THERE'S A PUSH FOR LEGALIZATION OF PROCHARGERS IN PM

There was a time before Pro Modified became an official professional category when many of its fraternity believed there should be one combination, the carbureted, nitrous injected engine. Then came the supercharged, alcohol-burning doorslammer.

With the popularity of turbocharging on the rise, the turbocharged combination was added, making a complex parity system a triple headache.

Now there's serious talk of adding a fourth power adder to the mix with a centrifugal supercharger a.k.a. the Procharger.

Longtime Pro Modified racer and the driving force behind ProLine Racing Engines frontman Eric Dilliard is spearheading the push for Prochargers.

"What Procharger is going to do is bring in new clientele," Dilliard said, during a Friday open forum at the PRI Show in Indianapolis. "Those who run a roots supercharger aren't likely going to convert over. Usually, at the Gators, car counts are high but then it fizzles out about halfway through the season.

"What this will do is bring in a new manufacturer into the class. It will allow more fuel injection companies into the class. It will provide an opportunity for new chasses to be built. It puts life back into the new ecosystem that we are building for Pro Modified."

Newly appointed NHRA tech director Jeff Conley confirmed NHRA is considering the proposal.

"We’re currently working with two teams," Conley confirmed. "We’re going to evaluate and work with them this year, do some testing on the dyno and on track in real-world conditions. That doesn’t mean we’re going to make that change. We’re evaluating and make sure it’s competitive and doesn’t take the class by storm as being the dominant combination. Hopefully going forward we can make that happen.

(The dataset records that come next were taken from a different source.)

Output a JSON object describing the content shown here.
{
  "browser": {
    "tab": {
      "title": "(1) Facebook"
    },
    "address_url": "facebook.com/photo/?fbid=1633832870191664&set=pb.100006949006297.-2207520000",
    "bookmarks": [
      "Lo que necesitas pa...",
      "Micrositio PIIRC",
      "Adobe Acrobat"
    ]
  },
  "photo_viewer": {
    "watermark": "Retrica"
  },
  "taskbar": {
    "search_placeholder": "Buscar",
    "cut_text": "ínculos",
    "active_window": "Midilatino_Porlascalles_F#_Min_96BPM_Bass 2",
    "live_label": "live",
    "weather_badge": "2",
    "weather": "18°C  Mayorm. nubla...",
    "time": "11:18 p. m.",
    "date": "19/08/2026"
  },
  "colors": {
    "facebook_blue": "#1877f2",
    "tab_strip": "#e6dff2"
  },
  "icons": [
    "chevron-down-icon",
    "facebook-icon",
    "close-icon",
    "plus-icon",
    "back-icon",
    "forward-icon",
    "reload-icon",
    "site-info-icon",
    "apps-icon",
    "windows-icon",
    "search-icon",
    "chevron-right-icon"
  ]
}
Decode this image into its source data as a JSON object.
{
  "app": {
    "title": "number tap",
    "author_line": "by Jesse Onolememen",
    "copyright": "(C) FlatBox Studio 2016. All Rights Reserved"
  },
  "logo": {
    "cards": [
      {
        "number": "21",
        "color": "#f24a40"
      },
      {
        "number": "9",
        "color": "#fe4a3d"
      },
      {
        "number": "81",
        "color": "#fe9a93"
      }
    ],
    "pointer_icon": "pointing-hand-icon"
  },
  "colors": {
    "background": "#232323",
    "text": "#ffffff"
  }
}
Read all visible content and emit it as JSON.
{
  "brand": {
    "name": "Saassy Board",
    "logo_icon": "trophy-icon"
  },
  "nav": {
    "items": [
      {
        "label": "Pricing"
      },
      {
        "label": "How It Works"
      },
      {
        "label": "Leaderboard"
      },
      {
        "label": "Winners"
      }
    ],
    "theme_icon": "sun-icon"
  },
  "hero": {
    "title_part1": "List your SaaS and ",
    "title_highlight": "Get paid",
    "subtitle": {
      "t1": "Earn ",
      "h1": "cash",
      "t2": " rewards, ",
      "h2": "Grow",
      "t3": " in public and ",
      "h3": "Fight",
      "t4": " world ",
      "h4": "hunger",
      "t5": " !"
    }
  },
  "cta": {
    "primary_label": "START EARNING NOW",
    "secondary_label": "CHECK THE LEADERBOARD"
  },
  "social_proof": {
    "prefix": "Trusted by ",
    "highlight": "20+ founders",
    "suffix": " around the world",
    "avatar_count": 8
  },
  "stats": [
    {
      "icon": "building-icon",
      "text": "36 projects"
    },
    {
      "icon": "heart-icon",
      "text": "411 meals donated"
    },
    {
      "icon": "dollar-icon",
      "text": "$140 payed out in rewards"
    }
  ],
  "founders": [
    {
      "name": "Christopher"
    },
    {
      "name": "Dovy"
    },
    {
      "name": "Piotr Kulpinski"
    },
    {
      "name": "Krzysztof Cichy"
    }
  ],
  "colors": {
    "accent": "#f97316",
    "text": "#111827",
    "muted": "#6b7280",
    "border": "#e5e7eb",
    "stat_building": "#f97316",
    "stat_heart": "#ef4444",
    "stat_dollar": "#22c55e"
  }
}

Obviously we’ll have to vote on it as a committee and make sure it’s viable for the class."

Conley confirmed the NHRA will take a careful and methodical approach with researching the combination much like the series did earlier this year with the Mountain Motor Pro Stock combination during talk of merging it with 500-inch displacement cars.

"There are talks to do like we did for mountain motor Pro Stock, we could possibly get with those teams and run them after the Pro Mod session at one of the national events and then we can go do some private testing with the teams," Conley explained.

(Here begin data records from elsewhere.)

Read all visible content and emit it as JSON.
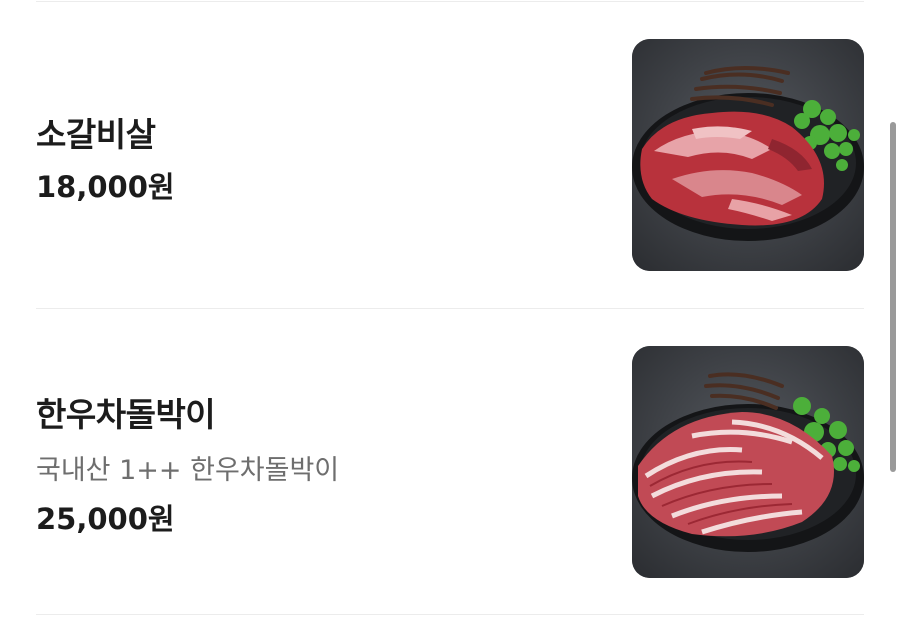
{
  "menu": {
    "items": [
      {
        "name": "소갈비살",
        "description": "",
        "price": "18,000원",
        "image_icon": "beef-short-rib-photo"
      },
      {
        "name": "한우차돌박이",
        "description": "국내산 1++ 한우차돌박이",
        "price": "25,000원",
        "image_icon": "beef-brisket-photo"
      }
    ]
  },
  "colors": {
    "text_primary": "#1c1c1c",
    "text_secondary": "#6e6e6e",
    "divider": "#ececec",
    "scrollbar": "#9a9a9a"
  }
}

Dilliard is of the mindset this research needs to happen sooner than later.

"I think we need to act on it quick," Dilliard said. "NHRA needs to let us come out there and test this on the same day, same track until we can get on the same page. Nobody wants it to dominate, nor do they want it to drag behind. The only way we are going to prevent that is for us to get out there and make runs. It's not good for us to come out there and be ahead of everyone. We want to come out there and be about .05 and have to fight for it like everyone else has had to do."

If the proposal is accepted, the earliest the Procharger-equipped cars could enter NHRA Pro Modified events will be in 2020.

In November, during the Midwest Pro Modified Association's Elite 16 event, Dillard stopped the timers in 3.67 seconds at over 200 mph, securing the quickest and fastest centrifugally supercharged race car in eighth-mile doorslammer racing.